Tuttavia, se ci volgiamo indietro è proprio questo l’elemento più drammaticamente fallimentare a tutti i livelli: teologico-religioso, antropologico, politico, culturale. Dopo il 1999 sono accaduti eventi che hanno sconvolto e continuano a sconvolgere il nostro mondo e che fanno mettere in discussione in maniera radicale la stessa possibilità del dialogo e del lavoro interculturale. È tragicamente tornata l’epoca dei fondamentalismi e delle rassicuranti gabbie protettive dell’identità. È tragicamente tornata la parola pesante di nemico ed è sempre più lontana la categoria dell’alterità. La parola stessa di dialogo è scambiata per un’utopia.

La crisi economica, crisi prima di tutto antropologica in quanto risultato di un individualismo miope che sul proprio profitto ha costruito la normatività dei mercati, ci costringe sempre più frequentemente dentro logiche che non conoscono più parole come solidarietà o cooperazione. Abbiamo costruito un mondo che non è più capace di prospettive, non ha davanti a sé un senso verso cui orientarsi e in cui la scollatura generazionale rischia di diventare la perdita totale della stessa possibilità della comunicazione.

Tutto ciò ha a che fare con la filosofia? Sì, perché in gran parte è colpa del silenzio dei filosofi, della mancata denuncia delle derive del non senso. Se la filosofia tace, in quanto sforzo di pensare secondo una logica motivazionale del senso, è l’umano che subisce i guasti maggiori. E oggi, ne sono profondamente convinto, siamo dentro una delle più radicali crisi antropologiche della storia.

Dopo dieci anni, con la nostra rivista, con un sano realismo utopistico, vogliamo rilanciare una volontà di dialogo ai vari piani del suo esercizio possibile, convinti che è l’unica strada sensata da percorrere per ridare significato pieno alle ansie dell’uomo nei vari spazi del pianeta. Un decennale è certamente importante per fare bilanci o anche per guardarsi narcisisticamente allo specchio, ma io credo che debba essere visto soprattutto come compito e come responsabilità. Nessuno ce l’ha assegnato dall’esterno, ce lo siamo dati da soli quando abbiamo deciso di iniziare questa avventura che oggi possiamo dire certamente molto significativa.
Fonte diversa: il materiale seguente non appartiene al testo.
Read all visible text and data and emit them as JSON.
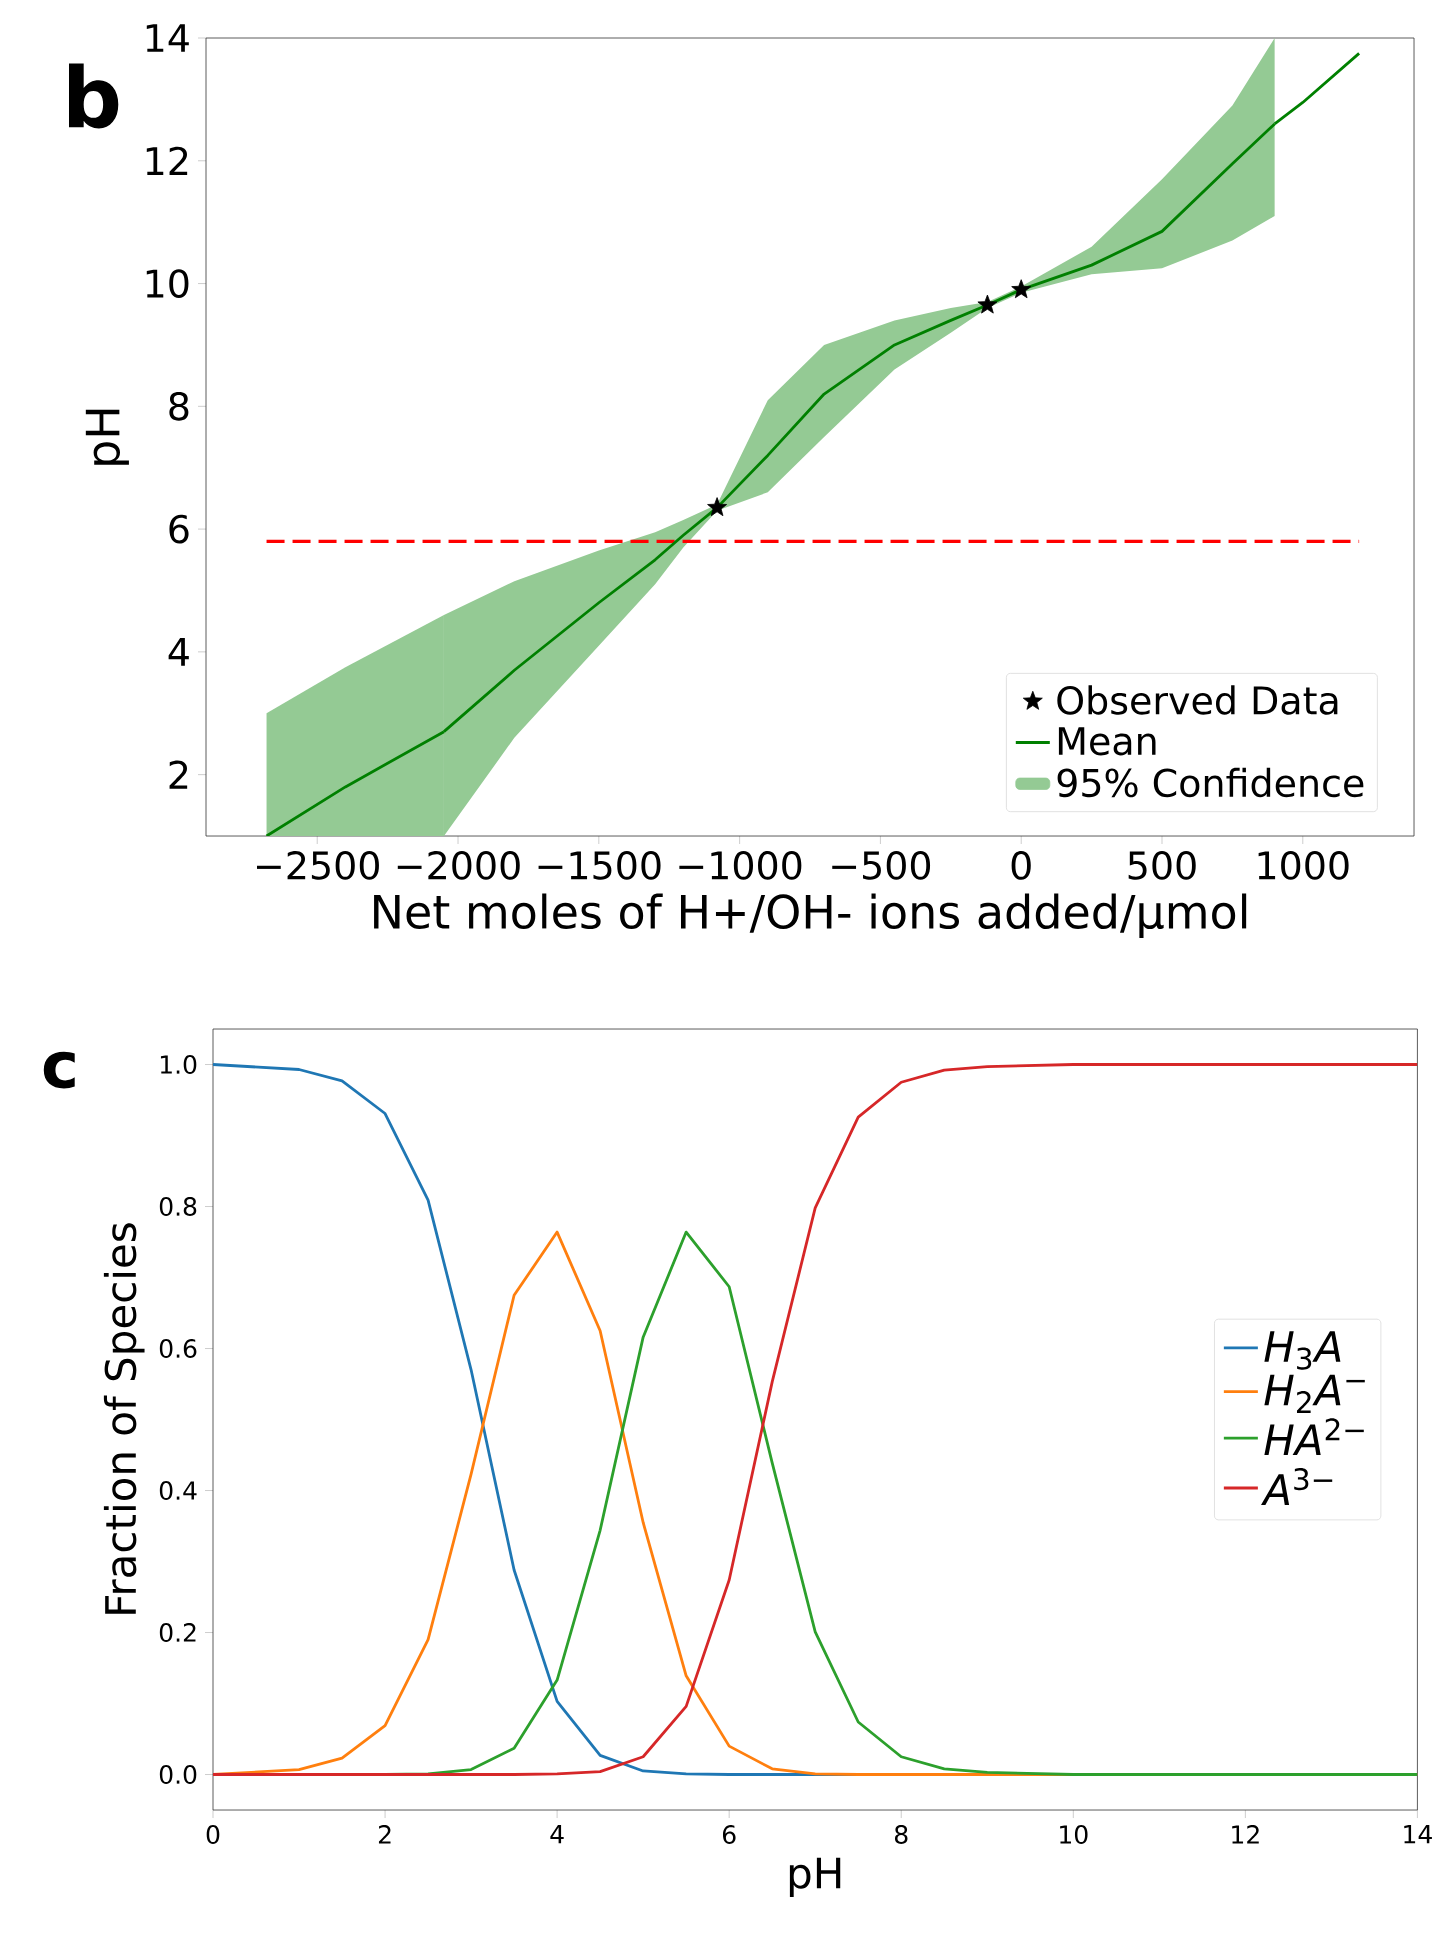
{
  "chart_data": [
    {
      "type": "line",
      "annotations": [
        "b"
      ],
      "xlabel": "Net moles of H+/OH- ions added/µmol",
      "ylabel": "pH",
      "xlim": [
        -2895,
        1395
      ],
      "xticks": [
        {
          "value": -2500,
          "label": "−2500"
        },
        {
          "value": -2000,
          "label": "−2000"
        },
        {
          "value": -1500,
          "label": "−1500"
        },
        {
          "value": -1000,
          "label": "−1000"
        },
        {
          "value": -500,
          "label": "−500"
        },
        0,
        500,
        1000
      ],
      "ylim": [
        1,
        14
      ],
      "yticks": [
        2,
        4,
        6,
        8,
        10,
        12,
        14
      ],
      "legend": "bottom right",
      "ref_lines": [
        {
          "axis": "y",
          "value": 5.8,
          "color": "#ff0000",
          "line_style": "dashed"
        }
      ],
      "series": [
        {
          "name": "Observed Data",
          "type": "scatter",
          "marker": "star",
          "color": "#000000",
          "x": [
            -1080,
            -120,
            0
          ],
          "values": [
            6.35,
            9.65,
            9.9
          ]
        },
        {
          "name": "Mean",
          "type": "line",
          "color": "#008000",
          "x": [
            -2050,
            -1800,
            -1500,
            -1300,
            -1200,
            -1080,
            -900,
            -700,
            -450,
            -250,
            -120,
            0,
            250,
            500,
            750,
            900
          ],
          "values": [
            2.7,
            3.7,
            4.8,
            5.5,
            5.9,
            6.35,
            7.2,
            8.2,
            9.0,
            9.4,
            9.65,
            9.9,
            10.3,
            10.85,
            11.95,
            12.6
          ],
          "upper": [
            4.6,
            5.15,
            5.65,
            5.95,
            6.15,
            6.4,
            8.1,
            9.0,
            9.4,
            9.6,
            9.7,
            9.95,
            10.6,
            11.7,
            12.9,
            14.0
          ],
          "lower": [
            1.0,
            2.6,
            4.1,
            5.1,
            5.7,
            6.3,
            6.6,
            7.5,
            8.6,
            9.2,
            9.6,
            9.85,
            10.15,
            10.25,
            10.7,
            11.1
          ]
        },
        {
          "type": "line",
          "color": "#008000",
          "x": [
            -2680,
            -2400,
            -2050,
            0,
            900,
            1000,
            1200
          ],
          "values": [
            1.0,
            1.8,
            2.7,
            null,
            12.6,
            12.95,
            13.75
          ]
        },
        {
          "name": "95% Confidence",
          "type": "area",
          "color": "#94ca94",
          "x": [
            -2680,
            -2400,
            -2050
          ],
          "values": [
            3.0,
            3.75,
            4.6
          ]
        }
      ]
    },
    {
      "type": "line",
      "annotations": [
        "c"
      ],
      "xlabel": "pH",
      "ylabel": "Fraction of Species",
      "xlim": [
        0,
        14
      ],
      "xticks": [
        0,
        2,
        4,
        6,
        8,
        10,
        12,
        14
      ],
      "ylim": [
        -0.05,
        1.05
      ],
      "yticks": [
        {
          "value": 0,
          "label": "0.0"
        },
        {
          "value": 0.2,
          "label": "0.2"
        },
        {
          "value": 0.4,
          "label": "0.4"
        },
        {
          "value": 0.6,
          "label": "0.6"
        },
        {
          "value": 0.8,
          "label": "0.8"
        },
        {
          "value": 1,
          "label": "1.0"
        }
      ],
      "legend": "right",
      "x": [
        0,
        1,
        1.5,
        2,
        2.5,
        3,
        3.5,
        4,
        4.5,
        5,
        5.5,
        6,
        6.5,
        7,
        7.5,
        8,
        8.5,
        9,
        10,
        14
      ],
      "series": [
        {
          "name": "*H*$_{3}$*A*",
          "color": "#1f77b4",
          "values": [
            1.0,
            0.993,
            0.977,
            0.931,
            0.809,
            0.57,
            0.288,
            0.103,
            0.027,
            0.005,
            0.001,
            0,
            0,
            0,
            0,
            null,
            null,
            null,
            null,
            null
          ]
        },
        {
          "name": "*H*$_{2}$*A*$^{−}$",
          "color": "#ff7f0e",
          "values": [
            0,
            0.007,
            0.023,
            0.069,
            0.19,
            0.423,
            0.675,
            0.764,
            0.625,
            0.355,
            0.139,
            0.04,
            0.008,
            0.001,
            0,
            0,
            0,
            0,
            0,
            0
          ]
        },
        {
          "name": "*HA*$^{2−}$",
          "color": "#2ca02c",
          "values": [
            null,
            null,
            null,
            0,
            0.001,
            0.007,
            0.037,
            0.133,
            0.344,
            0.616,
            0.764,
            0.687,
            0.439,
            0.201,
            0.074,
            0.025,
            0.008,
            0.003,
            0,
            0
          ]
        },
        {
          "name": "*A*$^{3−}$",
          "color": "#d62728",
          "values": [
            0,
            0,
            0,
            0,
            0,
            0,
            0,
            0.001,
            0.004,
            0.025,
            0.096,
            0.274,
            0.553,
            0.798,
            0.926,
            0.975,
            0.992,
            0.997,
            1.0,
            1.0
          ]
        }
      ]
    }
  ]
}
L’invito, quindi, a quanti hanno già collaborato con noi e a quanti desidereranno farlo nel futuro, è quello di pensare non soltanto a partire dalle teorie dei filosofi, bensì attraverso il proprio contributo personale che cerca di pensare la realtà. Pensare la realtà è l’unico modo che abbiamo per fare la verità, ma con la consapevolezza che nessuno può farla da solo.